С начала реформ резко сократились инвестиции в «человеческий капитал» – к концу 1990-х более чем в 5 раз, а в начале 2010-х восстановлены на уровне начала 1970-х (рис. 3).

Многие социологи сообщают, что дети из бедных семей вырастают с заведомо худшим человеческим капиталом. Таким образом, бедность стала воспроизводиться от поколения к поколению. Понятно, что подрастающее поколение переживает чувство глубокой несправедливости.


Рис. 3. Индекс инвестиции в «человеческий капитал» (1970 = 100)


Бедность особенно травмировала большую часть детей, особенно детей в неполных семьях. Родители, обязанные выплачивать алименты, массово скрывают свою зарплату, и государство их не контролирует. Юристы отмечают, что организация взыскания алиментов в России «выпадает из мировой практики». Вот данные в 2011–2012 годов: средняя алиментная выплата на получающего составила 3,1 тыс. руб., в месяц (в первой децили по доходам средние алименты составили 675 руб. в месяц, в 10-й – 6931,5 руб.).

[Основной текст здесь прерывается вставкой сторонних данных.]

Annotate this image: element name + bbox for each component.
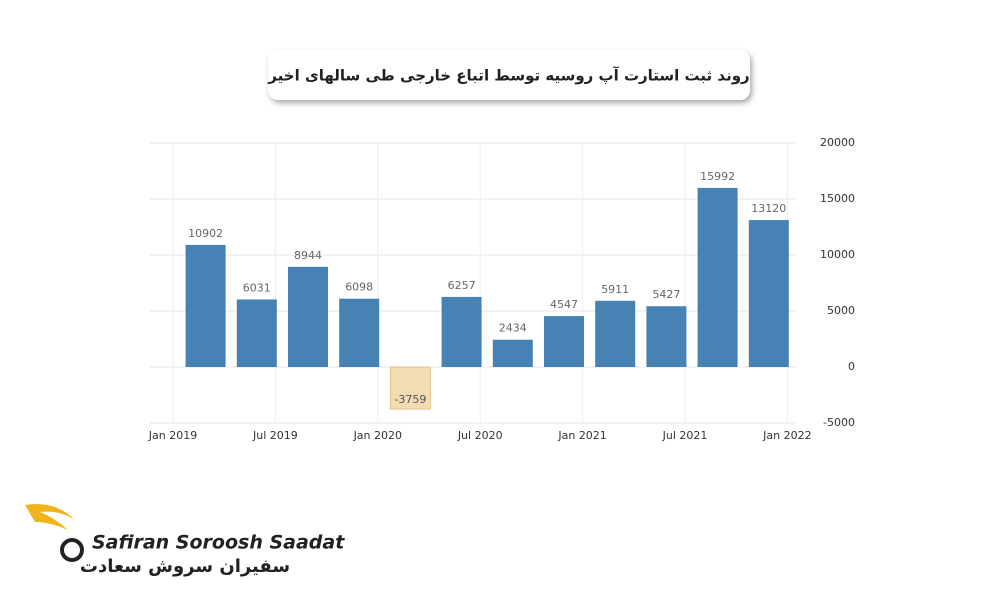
x-tick-label: Jul 2020	[457, 429, 503, 442]
bar	[492, 339, 533, 367]
bar	[236, 299, 277, 367]
y-tick-label: 10000	[820, 248, 855, 261]
value-label: 5911	[601, 283, 629, 296]
x-tick-label: Jan 2021	[557, 429, 606, 442]
bar	[697, 187, 738, 367]
logo	[25, 504, 84, 562]
logo-s	[60, 538, 84, 562]
value-label: 15992	[700, 170, 735, 183]
y-tick-label: 5000	[827, 304, 855, 317]
value-label: 4547	[550, 298, 578, 311]
y-tick-label: 15000	[820, 192, 855, 205]
x-tick-label: Jan 2019	[148, 429, 197, 442]
value-label: 6257	[448, 279, 476, 292]
value-label: -3759	[394, 393, 426, 406]
y-tick-label: 0	[848, 360, 855, 373]
value-label: 13120	[751, 202, 786, 215]
bar	[185, 244, 226, 367]
y-tick-label: -5000	[823, 416, 855, 429]
bar	[339, 298, 380, 367]
title-box	[268, 50, 750, 100]
chart-title: روند ثبت استارت آپ روسیه توسط اتباع خارج…	[267, 67, 749, 85]
bar	[748, 220, 789, 367]
value-label: 2434	[499, 322, 527, 335]
value-label: 5427	[652, 288, 680, 301]
x-tick-label: Jul 2021	[662, 429, 708, 442]
value-label: 10902	[188, 227, 223, 240]
logo-wing	[25, 504, 75, 530]
bar	[441, 296, 482, 367]
bar	[544, 316, 584, 367]
brand-name: Safiran Soroosh Saadat	[92, 532, 345, 554]
y-tick-label: 20000	[820, 136, 855, 149]
bar	[646, 306, 687, 367]
value-label: 6031	[243, 281, 271, 294]
bar	[288, 266, 328, 367]
value-label: 8944	[294, 249, 322, 262]
bar	[595, 300, 636, 367]
x-tick-label: Jan 2022	[762, 429, 811, 442]
x-tick-label: Jul 2019	[252, 429, 298, 442]
value-label: 6098	[345, 281, 373, 294]
brand-name-fa: سفیران سروش سعادت	[80, 556, 290, 577]
x-tick-label: Jan 2020	[353, 429, 402, 442]
bar	[389, 366, 431, 410]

Это в 2 раза ниже, чем нормы Семейного кодекса зарплаты. Так сформировался большой контингент молодежи, которая получила и еще травму этого сорта – государство их не защитило.

Казалось бы, функцией молодежной политики должно было бы обдумать эту проблему и добиться хотя бы коррекции образовательных программ по человеческим отношениям. Мгновенный переход символической сферы российского общества от солидарности и взаимопомощи к социал-дарвинизму – это катастрофа в сознании и учителей, и учеников.